Peristiwa penganiayaan terjadi sekitar pukul 18.00 WIB di Jalan Sudirman, Kelurahan Tembilahan Kota, Kecamatan Tembilahan.
Berdasarkan laporan pelapor M. Reki (23), ia mendapat informasi bahwa ayahnya, Suratman alias Rano (61), dibacok oleh seseorang di Pasar Tembilahan dan telah dilarikan ke Rumah Sakit Puri Husada Tembilahan.
Setibanya di rumah sakit, korban Suratman diketahui mengalami luka sayat di bagian dagu hingga mendapat 30 jahitan serta luka di bahu kiri dengan 10 jahitan.
Sementara korban lainnya, Abd Rahman Sidik (30), mengalami luka sayat pada bagian belakang leher dengan 17 jahitan.
Atas kejadian tersebut, pelapor membuat laporan resmi ke Polres Indragiri Hilir.
Menindaklanjuti laporan itu, personel Pamapta I bersama piket fungsi Reskrim dan anggota Resmob Satreskrim Polres Inhil langsung mendatangi tempat kejadian perkara (TKP) untuk melakukan olah TKP serta meminta keterangan saksi-saksi.
Dari hasil penyelidikan, pelaku diketahui seorang pria yang biasa dipanggil Isam Benjol.
Sekira pukul 19.30 WIB, petugas memperoleh informasi bahwa terduga pelaku berada di Jalan M. Boya, Tembilahan.
Tim kemudian bergerak ke lokasi dan berhasil mengamankan tersangka yang sempat melakukan perlawanan.
Pelaku selanjutnya dibawa ke Polres Inhil guna menjalani pemeriksaan lebih lanjut.
Dalam interogasi awal, tersangka mengakui telah melakukan penganiayaan terhadap kedua korban.
Berdasarkan keterangan saksi, hasil visum et repertum (VER), serta barang bukti berupa pakaian korban yang berlumuran darah, penyidik menetapkan yang bersangkutan sebagai tersangka dan memprosesnya sesuai hukum yang berlaku.
Dari hasil pemeriksaan, tersangka melakukan penyerangan menggunakan senjata tajam jenis pisau badik.
Namun, senjata tersebut belum ditemukan karena menurut pengakuan tersangka telah dibuang ke sungai usai kejadian.
Motif sementara, tersangka diduga dalam kondisi emosi dan dipengaruhi minuman keras.
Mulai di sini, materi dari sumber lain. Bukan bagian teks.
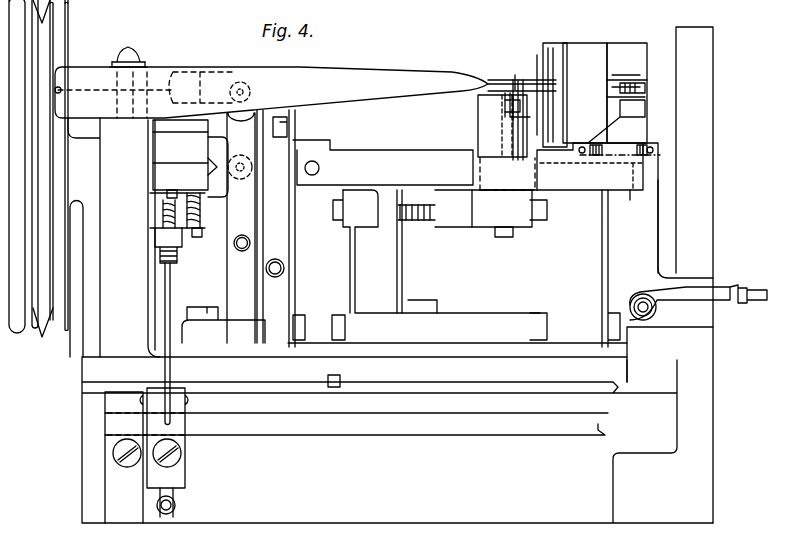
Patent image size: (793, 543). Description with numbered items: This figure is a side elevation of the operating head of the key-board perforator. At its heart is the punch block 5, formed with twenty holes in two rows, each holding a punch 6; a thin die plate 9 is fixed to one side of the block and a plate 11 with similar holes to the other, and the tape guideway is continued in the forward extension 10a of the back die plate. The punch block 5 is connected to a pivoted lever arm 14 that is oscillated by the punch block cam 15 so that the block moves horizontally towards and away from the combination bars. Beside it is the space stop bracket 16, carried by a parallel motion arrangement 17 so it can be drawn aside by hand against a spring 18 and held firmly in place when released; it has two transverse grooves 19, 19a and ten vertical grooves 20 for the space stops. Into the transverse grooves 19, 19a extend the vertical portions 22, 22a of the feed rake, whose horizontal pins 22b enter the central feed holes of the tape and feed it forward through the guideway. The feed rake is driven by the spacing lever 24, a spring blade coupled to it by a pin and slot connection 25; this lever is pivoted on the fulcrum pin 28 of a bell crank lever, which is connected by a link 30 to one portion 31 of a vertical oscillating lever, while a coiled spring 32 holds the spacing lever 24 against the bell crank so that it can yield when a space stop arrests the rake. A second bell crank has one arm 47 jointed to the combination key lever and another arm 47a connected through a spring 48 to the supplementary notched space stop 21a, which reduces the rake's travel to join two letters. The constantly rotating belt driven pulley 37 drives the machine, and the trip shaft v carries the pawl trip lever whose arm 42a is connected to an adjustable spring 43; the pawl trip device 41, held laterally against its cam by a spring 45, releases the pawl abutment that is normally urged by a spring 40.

The belt driven pulley 37 is at (62, 22).
The coiled spring 32 is at (125, 80).
The fulcrum pin 28 is at (130, 60).
The link 30 is at (172, 88).
The spacing lever 24 is at (305, 92).
The pin and slot connection 25 is at (518, 80).
The die plate 9 is at (545, 58).
The forward extension of back plate 10a is at (553, 55).
The punch block 5 is at (588, 50).
The plate 11 is at (637, 50).
The vertical portion of feed rake 22a is at (505, 107).
The vertical portion of feed rake 22 is at (505, 118).
The space stop bracket 16 is at (485, 136).
The horizontal pins 22b is at (612, 80).
The punch 6 is at (608, 98).
The spring 48 is at (617, 147).
The transverse groove 19 is at (507, 141).
The transverse groove 19a is at (522, 180).
The supplementary notched space stop 21a is at (570, 208).
The punch block cam 15 is at (365, 228).
The portion of vertical oscillating lever 31 is at (241, 228).
The pivoted lever arm 14 is at (276, 248).
The spring 40 is at (206, 210).
The spring 45 is at (177, 252).
The pawl trip device 41 is at (162, 308).
The parallel motion arrangement 17 is at (350, 265).
The spring 18 is at (422, 225).
The vertical grooves 20 is at (493, 228).
The arm of bell crank lever 47a is at (673, 229).
The arm of bell crank lever 47 is at (727, 288).
The arm of pawl trip lever 42a is at (183, 478).
The adjustable spring 43 is at (178, 505).
The trip shaft v is at (248, 432).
Awalnya tersangka berniat mengejar seseorang bernama Daeng. Namun karena tidak berhasil menemukannya, pelaku diduga melampiaskan kemarahannya dengan menyerang korban secara acak di jalan.
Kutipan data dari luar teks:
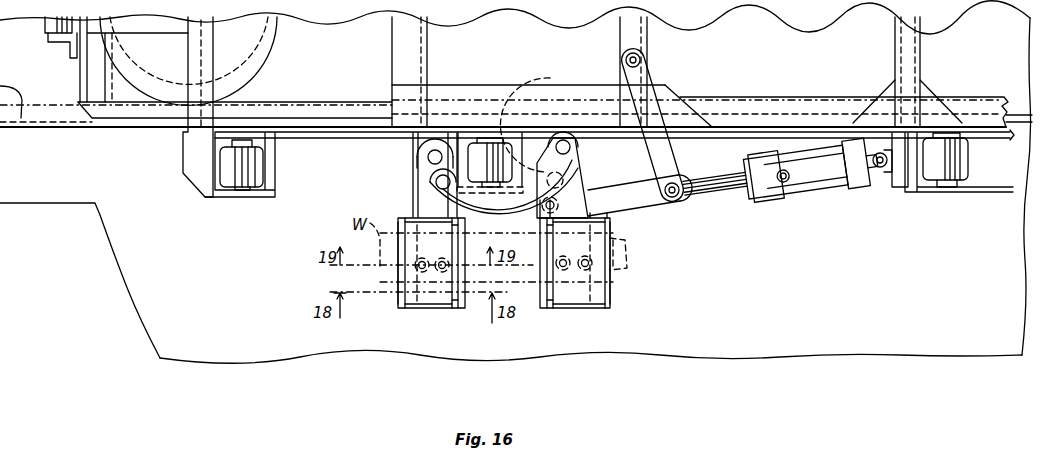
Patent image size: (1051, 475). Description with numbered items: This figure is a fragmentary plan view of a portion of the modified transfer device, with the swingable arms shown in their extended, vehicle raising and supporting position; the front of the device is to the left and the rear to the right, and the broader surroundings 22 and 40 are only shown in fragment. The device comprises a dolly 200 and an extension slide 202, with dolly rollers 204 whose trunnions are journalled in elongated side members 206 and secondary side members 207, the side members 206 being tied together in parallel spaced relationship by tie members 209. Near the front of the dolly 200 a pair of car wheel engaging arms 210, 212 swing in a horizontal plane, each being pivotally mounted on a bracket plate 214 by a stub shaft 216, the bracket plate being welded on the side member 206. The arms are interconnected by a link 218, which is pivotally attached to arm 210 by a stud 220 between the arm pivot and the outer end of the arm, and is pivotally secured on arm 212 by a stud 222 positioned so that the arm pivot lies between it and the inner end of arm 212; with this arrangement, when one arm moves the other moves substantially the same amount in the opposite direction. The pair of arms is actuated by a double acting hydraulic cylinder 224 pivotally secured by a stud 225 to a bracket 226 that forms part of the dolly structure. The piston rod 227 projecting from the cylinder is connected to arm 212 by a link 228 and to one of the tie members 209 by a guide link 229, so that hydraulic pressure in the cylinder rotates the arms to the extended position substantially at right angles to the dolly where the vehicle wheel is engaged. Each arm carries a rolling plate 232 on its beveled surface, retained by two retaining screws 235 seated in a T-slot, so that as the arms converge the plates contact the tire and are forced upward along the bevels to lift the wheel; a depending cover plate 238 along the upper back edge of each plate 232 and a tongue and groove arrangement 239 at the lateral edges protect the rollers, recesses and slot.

The work table 22 is at (889, 338).
The rail 40 is at (1022, 108).
The dolly 200 is at (165, 145).
The extension slide 202 is at (115, 120).
The dolly rollers 204 is at (235, 167).
The elongated side members 206 is at (300, 134).
The secondary side members 207 is at (245, 196).
The tie members 209 is at (405, 53).
The arm 210 is at (433, 312).
The arm 212 is at (567, 312).
The bracket plate 214 is at (415, 160).
The stub shaft 216 is at (428, 157).
The link 218 is at (488, 205).
The stud 220 is at (436, 181).
The stud 222 is at (558, 140).
The double acting hydraulic cylinder 224 is at (812, 182).
The stud 225 is at (886, 165).
The bracket 226 is at (900, 173).
The piston rod 227 is at (710, 192).
The link 228 is at (625, 201).
The guide link 229 is at (663, 152).
The rolling plate 232 is at (427, 298).
The retaining screws 235 is at (441, 260).
The depending cover plate 238 is at (398, 297).
The tongue and groove arrangement 239 is at (460, 312).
Atas perbuatannya, tersangka dijerat Pasal 466 Undang-Undang Nomor 1 Tahun 2023 tentang Kitab Undang-Undang Hukum Pidana (KUHP) terkait tindak pidana penganiayaan.
Sejumlah langkah telah dilakukan penyidik, mulai dari menerima laporan polisi, mendatangi dan mengolah TKP, memeriksa saksi, mengumpulkan barang bukti, hingga melaksanakan gelar perkara.
Selanjutnya, penyidik akan melengkapi administrasi penyidikan, melakukan pemeriksaan lanjutan terhadap saksi dan tersangka, menyita barang bukti tambahan, berkoordinasi dengan Jaksa Penuntut Umum (JPU), serta melengkapi dan mengirim berkas perkara ke JPU.
Kapolres Indragiri Hilir, AKBP Farouk Oktora, S.H., S.I.K., menegaskan pihaknya bergerak cepat dalam menangani kasus tersebut hingga tersangka berhasil diamankan dalam waktu singkat.
“Kami tidak memberikan ruang bagi pelaku tindak kekerasan di wilayah hukum Polres Inhil. Begitu laporan diterima, personel langsung turun ke TKP melakukan penyelidikan hingga akhirnya tersangka berhasil diamankan. Ini merupakan bentuk komitmen kami dalam memberikan rasa aman kepada masyarakat,” tegas Kapolres.
Ia menambahkan bahwa tindakan penyerangan secara acak menggunakan senjata tajam sangat membahayakan keselamatan masyarakat dan akan diproses secara profesional sesuai ketentuan hukum yang berlaku.
“Kami sangat menyayangkan peristiwa ini, terlebih motifnya dipicu oleh emosi dan pengaruh minuman keras. Kami mengimbau masyarakat untuk tidak mudah terpancing emosi dan menghindari konsumsi minuman keras yang dapat memicu terjadinya tindak pidana,” tambahnya.
Kapolres juga mengapresiasi kesigapan personel di lapangan serta mengajak masyarakat untuk terus bersinergi menjaga situasi keamanan dan ketertiban masyarakat di wilayah Indragiri Hilir.
“Kami mengajak seluruh elemen masyarakat untuk bersama-sama menjaga ketertiban dan keamanan. Apabila melihat atau mengetahui adanya tindak pidana, segera laporkan kepada pihak kepolisian agar dapat segera ditindaklanjuti,” tutup AKBP Farouk Oktora.